Is it Time to Leave Your Agent?

I talk to a lot of actors who are trying to get an agent. They think that if they can just break through and get representation, that will catapult their careers to the next level. A trickier dilemma for many mid-career actors is when to seek different representation. There are issues of loyalty at play as well as the fact that many actors do not know how to navigate the process of changing agents. I’ve put together some thoughts on how to decide if it’s time to move on and how to land the new agent who will help build your career. First, the reasons to jump ship:

1. You’re not getting sent out on auditions

Your agent works with you and for you. It should be in your agent’s interest to send you out. If you are never going out, there is some sort of disconnect. Either your agent isn’t working for you or your materials aren’t speaking to the CDs who are casting. Maybe your agent is submitting you for the wrong projects. There can be many reasons why you aren’t getting auditions through your agent, but at the end of the day, your agent is there to connect you with more work so if you aren’t even being seen, there’s a problem. If you aren’t getting sent out, schedule a meeting  with your agent (face-to-face) to talk about the kinds  of projects he/she is submitting you for.  Find out if you’re on the same page about the kinds of auditions you should be getting. Which leads us to….

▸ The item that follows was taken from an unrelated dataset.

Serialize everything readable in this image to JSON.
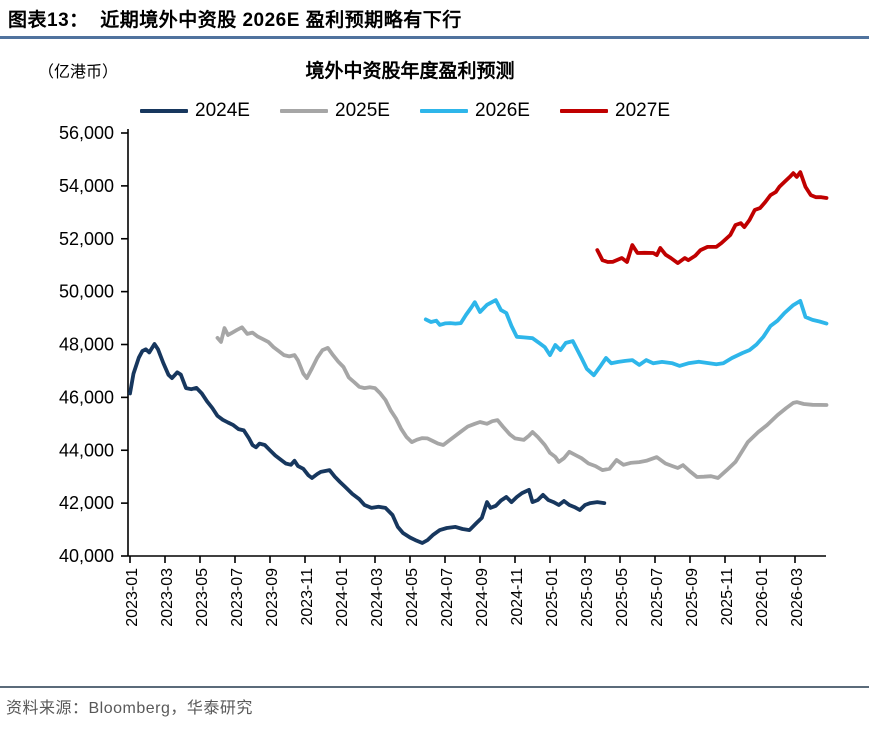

2. Your agent is never available

The job of a talent agent is difficult and thankless, but you should still be able to schedule an occasional  sit down with your agent. At the very least, you should be able to schedule a phone call. Your agent should respond to your messages in a timely fashion. When your agent is incommunicado, it might be time move on.

3. You’re not growing

It’s important that actors continue to grow. The agent who was able to get you in the door for the projects you wanted 5 years ago, may not be able to give you access to the projects you want now. That’s okay. I always say, you never want to be one of your agent’s best known or most experienced clients (unless you’re represented by CAA, WME, UTA, etc) If you’re the most well known client at a small agency, the chances are that your agent isn’t able to get you to the jobs that the other actors at your level have access to. That’s not always the case, your agent may be working tirelessly on behalf of his best client, but if you’re not getting sent out as well (see #1) then it is probably time to consider your other options.

Jeremy Piven

Jeremy Piven as everyone’s favorite talent agent on Entourage.

So, now that you’ve decided to see what’s out there, how do you find a new agent? Chances are your last agent found you at a showcase or film festival and now that you’re looking to move out, you might have to approach a new rep on your own.

1. Do your research

Investigate every agency that seems like it might be a good fit. Talk to friends and colleagues about their relationships with their agents. Look at an actor who is your same type who is where you want to be in 3 years. That person’s agent may be an excellent choice for you because she has already guided someone along that same path. Also, it’s important to review any contractual obligations you might have to your agent before moving on. You need to know if this potential break up will cost you.

2. Make sure your materials are on point

A new agent wants to see the best side of you so make sure your headshot, résumé, and reel are up to date. If you haven’t already, start updating your social media accounts and make it clear that you are an involved and active member of the acting community. The same goes for your website, blog, and other pages. An agent is going to investigate you so make sure you’ve got your best materials out there.

3. Get a recommendation

The best way to make yourself known to a new agent is to be recommended by someone that agent knows and respects. The strongest recommendations come from that agent’s clients and casting directors that agent has worked with. Don’t be shy, ask someone who has a connection to that agent AND knows your work to recommend you. It really makes a difference.

4. Strike while the iron is hot

Do you have a film in theatres or at a festival? Are you going to be on TV or in a high profile play? When your work is current and you’ve got a bit of buzz that is the perfect time to engage with an agent.

5. Be the good guy/ girl

Parting can be such sweet sorrow, and actually leaving your agent can be difficult and uncomfortable. Just try to be the bigger person and let your former agent know how grateful you are for everything he did for you. A parting gift and a heart felt card go a long way. You always want to stay on good terms with people in the industry.